Here, we looked at the length of the vector "retweet_count", but `pandas` series "objects" have all sorts of "methods" attached to them. For instance:

In [None]:
print('The mean retweet_count =')
print(trump_df.retweet_count.mean())

print('Here is a frequency table for "source"')
print(trump_df.source.value_counts())

Now, to the internet to learn more about `pandas`!

<https://www.learndatasci.com/tutorials/python-pandas-tutorial-complete-introduction-for-beginners/>

## Object oriented programming

In the geekier corners of the internet (or the University campus), there's an on-going debate on the benefits and drawbacks of functional progamming (FP) versus object oriented programming (OOP). You can ignore these debates! However, when using Python, you will often run into the use of "<b>classes</b>" and thus it is important to have some knowledge of what a "class" is. Providing the knowledge is the goal of this section. (Note: for an excellent introduction to classes in Python, see <i>Byte of Python</i> chapter on <a href="https://python.swaroopch.com/oop.html">Object Oriented Programming</a>.)

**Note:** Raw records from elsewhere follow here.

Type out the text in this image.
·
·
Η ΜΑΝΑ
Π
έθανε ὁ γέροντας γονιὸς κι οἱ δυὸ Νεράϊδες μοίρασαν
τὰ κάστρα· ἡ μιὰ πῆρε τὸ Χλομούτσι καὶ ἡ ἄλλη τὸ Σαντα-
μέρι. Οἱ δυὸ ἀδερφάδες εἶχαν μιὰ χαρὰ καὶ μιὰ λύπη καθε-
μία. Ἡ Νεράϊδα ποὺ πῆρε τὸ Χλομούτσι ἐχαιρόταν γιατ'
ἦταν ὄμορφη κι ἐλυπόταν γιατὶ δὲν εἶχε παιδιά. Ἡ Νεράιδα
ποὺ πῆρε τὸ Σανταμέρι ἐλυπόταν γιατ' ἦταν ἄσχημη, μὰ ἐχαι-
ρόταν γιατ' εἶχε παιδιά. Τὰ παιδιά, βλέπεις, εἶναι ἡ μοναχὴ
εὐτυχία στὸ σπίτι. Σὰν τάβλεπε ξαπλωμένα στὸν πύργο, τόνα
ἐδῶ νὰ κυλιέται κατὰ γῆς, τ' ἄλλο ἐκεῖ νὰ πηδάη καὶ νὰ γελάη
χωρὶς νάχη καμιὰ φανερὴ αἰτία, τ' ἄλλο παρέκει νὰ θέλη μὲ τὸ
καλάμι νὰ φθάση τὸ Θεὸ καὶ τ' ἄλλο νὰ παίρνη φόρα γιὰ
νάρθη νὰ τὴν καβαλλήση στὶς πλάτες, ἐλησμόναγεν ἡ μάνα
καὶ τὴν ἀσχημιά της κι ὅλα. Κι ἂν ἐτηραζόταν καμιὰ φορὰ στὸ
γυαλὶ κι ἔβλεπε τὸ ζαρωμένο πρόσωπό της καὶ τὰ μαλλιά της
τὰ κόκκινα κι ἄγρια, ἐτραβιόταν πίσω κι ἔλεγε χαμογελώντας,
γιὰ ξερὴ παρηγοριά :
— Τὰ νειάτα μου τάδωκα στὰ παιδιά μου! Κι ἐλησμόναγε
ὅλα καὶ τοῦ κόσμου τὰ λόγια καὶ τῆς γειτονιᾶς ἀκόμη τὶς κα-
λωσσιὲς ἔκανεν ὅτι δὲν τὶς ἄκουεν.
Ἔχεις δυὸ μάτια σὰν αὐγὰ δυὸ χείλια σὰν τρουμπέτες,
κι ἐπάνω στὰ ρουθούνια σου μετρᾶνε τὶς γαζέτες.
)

We have actually already run into classes. For instance, the `csv.reader`code that we used to import a CSV file above, is a "class." 

In [None]:
print(csvreader)

In [None]:
"Good bye Donald!".lower()

This tells us that the `csvreader` that we assigned above is an object of the UnicodeReader `class`. Great, but what does all this actually mean?

### The `class` function

OOP is a paradigm of programming built on the idea of classes of <b>objects</b>---i.e., a structure that holds data (often referred to as "attributes" and functions or procedures (often referred as "methods"). As an example, say we were interested in defining "classes" of people walking around this university. There are different types of people and these people do different things. We can define a `professor` class as follows:

In [49]:
# Define the "professor" class. 
class professor:
    pass

In [50]:
prof = professor()

In [51]:
print(prof)

<__main__.professor object at 0x7ff38d432f10>


We now have a professor class, but they don't actually do anything. We can add a <b>method</b>, as follows:

In [53]:
# Define the "professor" class. 
class professor:
    def pontificate(self):
        print("I'm a professor. Blah, blah, blah.")
        

Now our professor does what professors do best: pontificate! We can now instantiate our class and call the `pontificate` method:

In [54]:
prof = professor()

In [55]:
prof.pontificate()

I'm a professor. Blah, blah, blah.


In [None]:
# Initialize class
travis = professor()

# Call method
travis.pontificate()

Great, but we still have a bunch of unanswered questions? What's this `self` thingy? How do I store and pass <b>attributes</b> to my professor class? Let's start with the second question. Say we wanted to add two attributes to our professor `class`: a `name` and `subject` attribute. 

In [56]:
# Define the "professor" class. 
class professor:
    def __init__(self, name, subject):
        self.name = name
        self.subject = subject
    
    def pontificate(self):
        print("My name is %s. I teach %s. Blah, blah, blah." % (self.name, self.subject))

As shown above, we can add attributes to our class by defining a `__init__` method and then attaching the `self` object. Now if we instantiate and call `pontificate`:

In [None]:
# Intialize class
travis = professor('jason', 'public opinion')
print(travis)
# Call method
#travis.pontificate()

Again, it is not super important for you to understand how classes work for this class (no pun intended!). You just need to know that they exist, you initialize them with a set of attributes, and then "use" them by calling their methods.